Mangiare, prima di essere mangiati
La messinscena è sciatta, involuta, abborracciata. E con Kim resta sempre da capire quanto questo corrisponda a una volontà o a una necessità. Dal documentario Arirang (2011) in poi, ogni suo nuovo lavoro è quasi sempre sembrato più una seduta di psicanalisi e autoanalisi che un prodotto destinato alle sale, con la stringente necessità di esorcizzare i propri demoni e provare a ridare ordine alle ossessioni del presente. Qui, la ciclicità insita nel titolo stesso – perché si parte e si finisce osservando l’umanità, in continua lotta con lo spaziotempo – serve a veicolare un messaggio di annientamento, di distruzione etica e morale. Perché sono solo la violenza e il peccato a governarci e guidarci, rendendo impossibile l’apprendimento e la rimodulazione dei nostri errori.

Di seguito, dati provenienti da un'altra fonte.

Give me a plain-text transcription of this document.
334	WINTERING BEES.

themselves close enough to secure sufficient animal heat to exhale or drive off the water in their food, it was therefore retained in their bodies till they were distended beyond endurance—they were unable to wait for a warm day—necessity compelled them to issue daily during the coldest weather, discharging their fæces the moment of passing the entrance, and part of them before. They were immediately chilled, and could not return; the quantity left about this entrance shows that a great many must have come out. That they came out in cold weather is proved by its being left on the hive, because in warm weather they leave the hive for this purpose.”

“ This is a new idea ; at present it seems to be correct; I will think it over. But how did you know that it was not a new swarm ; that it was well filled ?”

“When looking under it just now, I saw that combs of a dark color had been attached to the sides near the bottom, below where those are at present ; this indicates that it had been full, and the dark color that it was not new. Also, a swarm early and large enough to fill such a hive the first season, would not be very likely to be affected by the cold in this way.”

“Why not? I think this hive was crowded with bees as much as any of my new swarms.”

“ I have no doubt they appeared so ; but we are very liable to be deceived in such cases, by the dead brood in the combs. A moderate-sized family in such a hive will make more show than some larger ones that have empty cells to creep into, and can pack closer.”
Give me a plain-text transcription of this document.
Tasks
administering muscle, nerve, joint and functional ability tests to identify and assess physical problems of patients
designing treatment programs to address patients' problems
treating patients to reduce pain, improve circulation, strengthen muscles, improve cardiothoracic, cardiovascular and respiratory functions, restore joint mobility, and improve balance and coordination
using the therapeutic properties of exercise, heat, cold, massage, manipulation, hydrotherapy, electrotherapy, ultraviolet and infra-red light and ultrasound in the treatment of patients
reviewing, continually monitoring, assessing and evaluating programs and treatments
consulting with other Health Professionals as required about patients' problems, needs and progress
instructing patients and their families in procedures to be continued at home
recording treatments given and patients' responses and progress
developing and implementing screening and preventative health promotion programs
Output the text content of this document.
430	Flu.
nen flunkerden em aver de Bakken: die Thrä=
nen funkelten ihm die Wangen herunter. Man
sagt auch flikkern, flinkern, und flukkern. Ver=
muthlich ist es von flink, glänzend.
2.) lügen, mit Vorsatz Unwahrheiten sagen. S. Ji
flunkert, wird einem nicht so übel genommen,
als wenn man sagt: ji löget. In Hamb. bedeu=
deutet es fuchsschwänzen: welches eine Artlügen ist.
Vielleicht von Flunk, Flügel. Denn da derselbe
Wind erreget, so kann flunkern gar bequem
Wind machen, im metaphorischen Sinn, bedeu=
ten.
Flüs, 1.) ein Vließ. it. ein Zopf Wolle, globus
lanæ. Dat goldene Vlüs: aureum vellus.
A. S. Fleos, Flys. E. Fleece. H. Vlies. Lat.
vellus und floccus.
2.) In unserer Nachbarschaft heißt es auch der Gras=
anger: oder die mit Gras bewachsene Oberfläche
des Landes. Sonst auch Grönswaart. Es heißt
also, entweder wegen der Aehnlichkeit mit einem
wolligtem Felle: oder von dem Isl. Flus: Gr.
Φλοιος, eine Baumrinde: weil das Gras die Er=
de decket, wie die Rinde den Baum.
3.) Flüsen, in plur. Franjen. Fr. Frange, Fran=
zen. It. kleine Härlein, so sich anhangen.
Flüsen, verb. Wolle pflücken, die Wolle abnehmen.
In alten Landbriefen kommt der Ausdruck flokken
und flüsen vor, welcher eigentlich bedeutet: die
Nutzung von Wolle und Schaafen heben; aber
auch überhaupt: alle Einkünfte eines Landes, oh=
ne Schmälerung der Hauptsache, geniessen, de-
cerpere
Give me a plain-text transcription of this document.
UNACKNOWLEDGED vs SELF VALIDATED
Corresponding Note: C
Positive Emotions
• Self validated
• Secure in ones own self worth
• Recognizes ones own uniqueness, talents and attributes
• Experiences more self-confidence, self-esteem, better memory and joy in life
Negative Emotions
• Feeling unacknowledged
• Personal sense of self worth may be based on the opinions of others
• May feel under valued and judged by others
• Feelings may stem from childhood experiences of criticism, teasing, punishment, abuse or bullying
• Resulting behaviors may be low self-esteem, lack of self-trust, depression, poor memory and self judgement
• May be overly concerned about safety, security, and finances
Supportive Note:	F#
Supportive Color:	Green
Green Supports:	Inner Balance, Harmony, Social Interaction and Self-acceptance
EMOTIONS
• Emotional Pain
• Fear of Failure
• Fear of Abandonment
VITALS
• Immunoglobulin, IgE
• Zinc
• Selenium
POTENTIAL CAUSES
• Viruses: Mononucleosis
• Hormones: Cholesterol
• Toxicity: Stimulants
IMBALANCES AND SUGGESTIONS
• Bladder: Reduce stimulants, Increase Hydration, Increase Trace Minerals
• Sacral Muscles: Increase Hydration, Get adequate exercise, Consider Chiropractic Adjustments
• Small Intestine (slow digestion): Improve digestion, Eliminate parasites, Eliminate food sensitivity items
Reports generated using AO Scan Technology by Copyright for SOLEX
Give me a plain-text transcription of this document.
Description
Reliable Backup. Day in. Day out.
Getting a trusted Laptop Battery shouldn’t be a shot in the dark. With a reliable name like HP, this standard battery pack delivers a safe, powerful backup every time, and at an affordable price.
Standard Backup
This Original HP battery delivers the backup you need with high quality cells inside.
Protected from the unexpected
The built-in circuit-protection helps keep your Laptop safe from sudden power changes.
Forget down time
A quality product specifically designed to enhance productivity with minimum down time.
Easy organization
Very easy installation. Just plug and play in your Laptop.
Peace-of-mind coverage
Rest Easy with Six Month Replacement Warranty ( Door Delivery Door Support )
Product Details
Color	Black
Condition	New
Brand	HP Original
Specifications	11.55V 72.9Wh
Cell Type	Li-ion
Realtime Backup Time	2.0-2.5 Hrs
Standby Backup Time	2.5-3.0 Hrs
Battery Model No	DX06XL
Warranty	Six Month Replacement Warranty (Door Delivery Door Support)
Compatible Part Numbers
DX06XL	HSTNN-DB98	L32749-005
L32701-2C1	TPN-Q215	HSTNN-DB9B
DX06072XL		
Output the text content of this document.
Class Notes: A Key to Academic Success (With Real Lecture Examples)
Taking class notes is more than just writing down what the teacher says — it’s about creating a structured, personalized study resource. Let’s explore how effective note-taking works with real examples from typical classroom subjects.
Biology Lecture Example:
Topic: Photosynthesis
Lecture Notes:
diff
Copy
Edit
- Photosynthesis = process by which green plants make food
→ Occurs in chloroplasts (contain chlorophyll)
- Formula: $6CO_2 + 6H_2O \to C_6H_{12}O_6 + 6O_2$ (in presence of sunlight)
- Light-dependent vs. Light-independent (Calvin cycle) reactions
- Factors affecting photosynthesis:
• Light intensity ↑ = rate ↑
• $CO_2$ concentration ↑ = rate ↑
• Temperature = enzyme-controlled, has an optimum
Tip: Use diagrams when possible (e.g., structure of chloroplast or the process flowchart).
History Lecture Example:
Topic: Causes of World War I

Un percorso banale, intriso di faciloneria e più di ogni altra cosa esibito, in cui le metafore sono spiattellate senza il minimo mistero (bisogna mangiare il prossimo, letteralmente e spiritualmente, prima di essere mangiati) e in cui la crudeltà non scende più a patti col sublime e l’armonia. Lo si può definire un cinema minore, la parte più trascurabile di una carriera che ad un certo punto ha subito una brusca battuta d’arresto. Eppure, l’ultima produzione di Kim è utile e fondamentale esattamente quanto lo sono i suoi esordi, da Coccodrillo (1996) a Dream (2008): è solo rispettando anche il suo pessimismo incontrollato e la sua sbilanciata negatività che possiamo rendere merito a un talento che non abbiamo mai saputo – o potuto, o voluto – comprendere fino in fondo.